A while back I was chatting with some other moms at work and we got to discussing teaching our kids responsibility and independence. It was a timely conversation because just a few short days before my husband and I were talking about this and how and when would be appropriate to encourage further independence for our daughter. I was very uncomfortable to the point of being somewhat resistant to the conversation. But sensing how deeply he felt about the topic at hand, I tried to engage with an open heart and mind our conversation.
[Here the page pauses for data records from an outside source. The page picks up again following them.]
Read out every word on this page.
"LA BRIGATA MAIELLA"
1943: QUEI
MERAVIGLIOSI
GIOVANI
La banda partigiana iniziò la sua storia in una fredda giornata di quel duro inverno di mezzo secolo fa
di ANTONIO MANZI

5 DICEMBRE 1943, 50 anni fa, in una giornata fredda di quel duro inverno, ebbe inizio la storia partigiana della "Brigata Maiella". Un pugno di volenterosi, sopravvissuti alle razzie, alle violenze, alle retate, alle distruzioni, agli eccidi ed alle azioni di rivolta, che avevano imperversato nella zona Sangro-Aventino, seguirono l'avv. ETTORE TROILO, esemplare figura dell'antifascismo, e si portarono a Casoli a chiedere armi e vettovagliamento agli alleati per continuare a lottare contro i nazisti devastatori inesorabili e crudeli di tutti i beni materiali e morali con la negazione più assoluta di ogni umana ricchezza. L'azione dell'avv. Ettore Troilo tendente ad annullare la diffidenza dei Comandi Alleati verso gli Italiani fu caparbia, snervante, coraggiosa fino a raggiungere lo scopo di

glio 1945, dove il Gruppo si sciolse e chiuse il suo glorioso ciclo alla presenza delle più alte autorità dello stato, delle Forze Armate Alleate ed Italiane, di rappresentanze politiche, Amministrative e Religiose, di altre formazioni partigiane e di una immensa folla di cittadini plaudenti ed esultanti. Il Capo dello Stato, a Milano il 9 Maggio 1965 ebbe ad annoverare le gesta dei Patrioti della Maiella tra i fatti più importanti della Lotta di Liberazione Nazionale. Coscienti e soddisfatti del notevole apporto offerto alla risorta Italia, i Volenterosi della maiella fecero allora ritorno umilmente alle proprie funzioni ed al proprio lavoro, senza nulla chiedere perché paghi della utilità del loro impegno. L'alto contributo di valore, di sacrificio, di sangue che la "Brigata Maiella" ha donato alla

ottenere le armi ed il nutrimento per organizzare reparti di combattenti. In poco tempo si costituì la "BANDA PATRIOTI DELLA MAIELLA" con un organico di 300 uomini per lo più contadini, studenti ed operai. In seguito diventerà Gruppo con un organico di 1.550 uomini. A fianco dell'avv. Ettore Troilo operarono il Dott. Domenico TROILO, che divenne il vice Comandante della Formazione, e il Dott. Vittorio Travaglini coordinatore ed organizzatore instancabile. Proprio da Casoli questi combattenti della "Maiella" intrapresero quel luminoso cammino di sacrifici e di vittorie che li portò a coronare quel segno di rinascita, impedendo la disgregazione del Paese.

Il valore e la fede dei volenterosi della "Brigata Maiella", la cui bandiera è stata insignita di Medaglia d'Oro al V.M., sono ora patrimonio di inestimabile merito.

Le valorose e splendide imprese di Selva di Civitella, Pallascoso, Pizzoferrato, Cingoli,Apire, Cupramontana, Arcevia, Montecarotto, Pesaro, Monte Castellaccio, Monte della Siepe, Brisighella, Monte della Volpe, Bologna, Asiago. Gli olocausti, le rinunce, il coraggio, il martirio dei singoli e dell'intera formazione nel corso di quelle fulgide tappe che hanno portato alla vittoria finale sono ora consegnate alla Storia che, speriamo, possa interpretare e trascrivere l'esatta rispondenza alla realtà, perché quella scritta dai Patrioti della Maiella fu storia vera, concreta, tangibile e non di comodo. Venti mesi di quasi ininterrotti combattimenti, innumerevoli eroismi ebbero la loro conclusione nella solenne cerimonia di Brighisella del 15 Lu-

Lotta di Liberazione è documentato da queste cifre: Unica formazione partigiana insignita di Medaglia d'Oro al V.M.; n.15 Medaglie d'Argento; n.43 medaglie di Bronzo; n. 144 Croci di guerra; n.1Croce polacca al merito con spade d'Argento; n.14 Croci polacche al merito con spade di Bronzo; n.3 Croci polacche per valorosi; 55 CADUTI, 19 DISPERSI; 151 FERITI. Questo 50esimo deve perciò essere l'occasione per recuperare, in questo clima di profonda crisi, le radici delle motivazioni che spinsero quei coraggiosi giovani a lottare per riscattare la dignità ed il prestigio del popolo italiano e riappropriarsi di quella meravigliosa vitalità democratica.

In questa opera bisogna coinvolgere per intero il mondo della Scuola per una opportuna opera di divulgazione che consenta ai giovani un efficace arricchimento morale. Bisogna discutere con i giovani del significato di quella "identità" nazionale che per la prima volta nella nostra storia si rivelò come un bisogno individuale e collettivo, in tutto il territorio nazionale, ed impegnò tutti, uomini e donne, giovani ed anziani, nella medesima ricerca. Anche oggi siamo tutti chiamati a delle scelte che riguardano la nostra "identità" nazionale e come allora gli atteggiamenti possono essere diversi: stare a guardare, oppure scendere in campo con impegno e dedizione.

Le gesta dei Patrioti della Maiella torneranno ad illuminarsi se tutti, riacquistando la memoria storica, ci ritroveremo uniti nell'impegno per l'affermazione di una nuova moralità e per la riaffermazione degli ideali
It was as I was talking with this group of moms that I
discovered the source of my resistance.
As is often the case when chatting about parenting, I said what I often
do “with C growing up as an only child…..” That was when the light went
on. C is my only living child, and as
such I recognize that I tend to be much more protective of her. What I had not
realized was how deeply rooted and emotional that protection went. The idea of
soon having her make her own breakfast or take responsibility for getting
herself up with an alarm clock in the morning shakes my soul. It is a removal of just a few more things
that I have gotten used to doing for “my baby.” It is one more reminder that my
baby is growing up.
In the shadows of this it is also a reminder of the fact
that there is only one child I got to do these things for. There are no more
little ones after her for me to continue doing these tasks. But there was
supposed to be another one and grief becomes two-fold once more. This is what makes it so hard for me to keep “lengthening
the apron strings” and giving more independence to my child. With each new set of tasks of independence
and responsibility come with it another round of grief over “my baby” growing
up. It is one more thing that this very protective momma has to let go of. It
is yet a reminder that this is the last time I may get to do this at all,
because the one that was to come next, never got to live.
And so it is in this tension of knowing I need to let the “apron
strings” get a bit longer, let my precious not so little one gain more
independence and the simple fact that my heart does not want to to it. I want to keep her close, where I can protect
her because the thought of anything happening to her, my only living child, is
just more than my heart can handle.
It is in this space of tension that I am grateful for my
husband who pushes me and is her champion for more independence and forces me
to face myself and let go a bit more. It is in this space that God and I do a
lot of talking and I tug on God’s apron strings just bit harder asking to be
gathered in closer.
It is in the nearness of my image of a parent God, who also
had to let the child Jesus go into our world, that I find my comfort and
strength to do what I know is right in giving more independence and responsibility.
It is in the gathering into God’s presence that I find the courage to face
again my two-fold grief and rage about how unfair it is that I have to do this.
After my tears are spent and the snuffling breaths turn into deeper more
sustaining breaths, I know what I must do and I venture back into my world of living
and grieving that are all wrapped up into one. I also know that this will
not be the last time that I find myself at this crossroad and that each time I
will have the strength of faith to give my precious one wings to fly.